For a little inspiration Shanghai Longfeng aggregated page Shingle algorithm

Jaccard This is the

for the length of the L document, every N Chinese characters cut a Shingle, so a total cut to L-N+1 shingle, A L-N+1=21-2+1=20 Shingle into the document title, the title of the document into a B L-N+1=20-2+1=19 Shingle.

A, B two assumed the title of the document, the A document’s title is: tomorrow telephone book train tickets can take the tickets through the national time delay 12 hours; B document title: telephone booking train tickets of a national online pre-sale period is extended from.
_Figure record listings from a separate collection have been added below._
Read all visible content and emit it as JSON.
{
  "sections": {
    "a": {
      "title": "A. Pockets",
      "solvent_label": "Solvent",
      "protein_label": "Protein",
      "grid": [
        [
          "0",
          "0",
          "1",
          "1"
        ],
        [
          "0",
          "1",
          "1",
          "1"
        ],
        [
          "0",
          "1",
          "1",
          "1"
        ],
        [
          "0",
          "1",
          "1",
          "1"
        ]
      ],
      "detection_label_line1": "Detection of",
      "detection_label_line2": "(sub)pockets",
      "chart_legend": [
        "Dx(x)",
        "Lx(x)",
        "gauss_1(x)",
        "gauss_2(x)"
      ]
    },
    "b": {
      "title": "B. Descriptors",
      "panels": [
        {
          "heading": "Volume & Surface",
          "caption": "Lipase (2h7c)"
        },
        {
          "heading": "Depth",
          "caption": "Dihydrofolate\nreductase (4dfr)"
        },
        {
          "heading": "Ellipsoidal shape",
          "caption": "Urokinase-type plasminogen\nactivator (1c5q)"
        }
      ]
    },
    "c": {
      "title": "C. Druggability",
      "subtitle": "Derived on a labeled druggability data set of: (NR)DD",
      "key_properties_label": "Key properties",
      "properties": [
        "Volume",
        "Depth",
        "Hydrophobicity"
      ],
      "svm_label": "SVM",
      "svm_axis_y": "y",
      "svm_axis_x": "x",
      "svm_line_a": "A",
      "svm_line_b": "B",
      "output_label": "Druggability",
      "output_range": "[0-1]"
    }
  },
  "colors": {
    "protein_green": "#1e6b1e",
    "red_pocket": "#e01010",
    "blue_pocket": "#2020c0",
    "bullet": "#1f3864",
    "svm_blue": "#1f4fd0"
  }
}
How to know whether the search engine

before I do.

A, B =7/ factor two (20+19-7) =0.21875

A, B two document title common Shingle map 7 bold: telephone, word order, and train tickets, the country, the country pass, pass the.
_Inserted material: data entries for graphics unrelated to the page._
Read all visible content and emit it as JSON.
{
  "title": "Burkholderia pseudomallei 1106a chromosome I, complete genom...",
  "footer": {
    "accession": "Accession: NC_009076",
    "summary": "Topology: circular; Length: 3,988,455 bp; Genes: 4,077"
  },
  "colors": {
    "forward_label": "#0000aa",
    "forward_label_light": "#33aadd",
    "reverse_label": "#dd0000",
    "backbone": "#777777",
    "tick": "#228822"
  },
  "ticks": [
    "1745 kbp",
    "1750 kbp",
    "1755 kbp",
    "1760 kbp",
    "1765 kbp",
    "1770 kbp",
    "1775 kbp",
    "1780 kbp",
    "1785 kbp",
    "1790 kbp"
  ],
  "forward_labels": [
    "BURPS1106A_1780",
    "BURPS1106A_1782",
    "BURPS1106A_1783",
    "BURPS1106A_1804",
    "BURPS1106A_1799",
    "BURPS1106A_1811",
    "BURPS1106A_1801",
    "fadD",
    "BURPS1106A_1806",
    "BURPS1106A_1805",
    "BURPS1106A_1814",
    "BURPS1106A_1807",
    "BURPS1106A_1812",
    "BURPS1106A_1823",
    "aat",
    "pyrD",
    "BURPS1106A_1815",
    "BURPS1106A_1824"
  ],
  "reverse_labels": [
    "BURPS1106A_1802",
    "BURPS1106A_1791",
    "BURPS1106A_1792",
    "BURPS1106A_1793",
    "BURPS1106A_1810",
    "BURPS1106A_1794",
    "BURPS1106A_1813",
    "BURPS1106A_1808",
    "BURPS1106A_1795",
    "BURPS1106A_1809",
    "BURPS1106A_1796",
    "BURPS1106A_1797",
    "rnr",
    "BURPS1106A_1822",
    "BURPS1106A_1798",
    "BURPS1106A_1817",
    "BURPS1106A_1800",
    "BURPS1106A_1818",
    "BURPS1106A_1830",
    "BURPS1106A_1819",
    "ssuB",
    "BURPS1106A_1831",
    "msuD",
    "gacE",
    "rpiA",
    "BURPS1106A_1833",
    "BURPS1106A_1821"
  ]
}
A, B two document title a total of 20+19-7=32 Shingle.

document titleTwo

Shingle [n g l] in the English said overlapping tiles. Through an example to illustrate the Shingle algorithm:

estimation algorithm of Shingle, if the Jaccard coefficient is less than a certain number, will not repeat, give each document set split into a number of Shingle, calculate the Jaccard coefficient of 22, if less than a certain number of pages can be generated.

from the title of the document, can be extended to the two page document, and then extended to the N page, the Jaccard coefficient is needed to achieve a similar standard to judge whether the page and page similarity.
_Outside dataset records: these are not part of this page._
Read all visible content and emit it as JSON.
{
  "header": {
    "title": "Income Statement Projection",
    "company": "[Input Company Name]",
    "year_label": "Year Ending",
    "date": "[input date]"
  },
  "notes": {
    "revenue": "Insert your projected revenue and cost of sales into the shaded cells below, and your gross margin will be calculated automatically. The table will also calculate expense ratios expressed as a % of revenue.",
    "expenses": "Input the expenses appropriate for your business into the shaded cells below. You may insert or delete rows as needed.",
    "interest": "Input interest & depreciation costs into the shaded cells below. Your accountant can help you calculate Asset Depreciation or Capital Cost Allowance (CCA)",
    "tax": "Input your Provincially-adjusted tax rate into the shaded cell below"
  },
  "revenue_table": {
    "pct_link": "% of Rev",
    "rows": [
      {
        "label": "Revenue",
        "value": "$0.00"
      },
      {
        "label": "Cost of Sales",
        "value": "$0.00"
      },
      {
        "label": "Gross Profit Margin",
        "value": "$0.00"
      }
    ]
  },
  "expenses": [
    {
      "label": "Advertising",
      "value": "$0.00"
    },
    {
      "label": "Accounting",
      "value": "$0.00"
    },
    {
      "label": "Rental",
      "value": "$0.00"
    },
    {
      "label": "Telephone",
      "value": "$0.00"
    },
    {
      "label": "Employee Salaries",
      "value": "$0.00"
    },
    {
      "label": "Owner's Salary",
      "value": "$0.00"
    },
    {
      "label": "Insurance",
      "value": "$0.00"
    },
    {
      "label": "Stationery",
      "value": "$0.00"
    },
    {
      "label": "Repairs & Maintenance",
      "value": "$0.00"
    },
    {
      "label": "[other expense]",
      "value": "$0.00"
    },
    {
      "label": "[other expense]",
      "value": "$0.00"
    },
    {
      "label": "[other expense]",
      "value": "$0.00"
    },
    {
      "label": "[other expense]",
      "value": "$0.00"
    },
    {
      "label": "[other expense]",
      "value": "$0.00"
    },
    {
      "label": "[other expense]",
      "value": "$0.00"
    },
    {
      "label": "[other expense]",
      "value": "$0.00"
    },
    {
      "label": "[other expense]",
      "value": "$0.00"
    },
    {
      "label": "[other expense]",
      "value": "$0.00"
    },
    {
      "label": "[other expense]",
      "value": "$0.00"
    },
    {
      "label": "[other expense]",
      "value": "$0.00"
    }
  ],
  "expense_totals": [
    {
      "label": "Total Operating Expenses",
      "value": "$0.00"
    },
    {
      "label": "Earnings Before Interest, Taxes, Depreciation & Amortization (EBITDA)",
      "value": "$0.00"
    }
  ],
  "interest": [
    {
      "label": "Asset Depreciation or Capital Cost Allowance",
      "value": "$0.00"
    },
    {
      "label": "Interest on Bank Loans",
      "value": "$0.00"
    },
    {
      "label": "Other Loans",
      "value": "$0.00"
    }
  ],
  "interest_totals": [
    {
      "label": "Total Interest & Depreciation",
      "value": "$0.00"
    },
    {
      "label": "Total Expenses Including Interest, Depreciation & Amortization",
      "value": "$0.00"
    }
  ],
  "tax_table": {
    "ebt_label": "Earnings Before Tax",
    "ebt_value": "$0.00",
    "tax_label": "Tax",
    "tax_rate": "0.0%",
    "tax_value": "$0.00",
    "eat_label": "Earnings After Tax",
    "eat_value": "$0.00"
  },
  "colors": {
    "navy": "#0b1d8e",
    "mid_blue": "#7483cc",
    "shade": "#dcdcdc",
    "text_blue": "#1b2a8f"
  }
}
, B two document title common Shingle, A, B divided by two, the title of the document a total of Shingle, is the two title of the document Jaccard can be used to determine the similarity coefficient, A, B two document title.

Shingle algorithm, the intersection of the two sets by the union of two sets, Jaccard coefficient, Jaccard coefficient by judging whether more than a number, to determine whether to repeat two sets.

two document title is repeated? We can take 2 Chinese characters cut into a Shingle method:

However, A

Shingle algorithm is a search engine to remove the same or similar pages of one of the basic algorithm, when Shanghai Longfeng aggregated page how to make repeated page? How to deal with the problem of repeat Shingle algorithm can be calculated? Get some inspiration.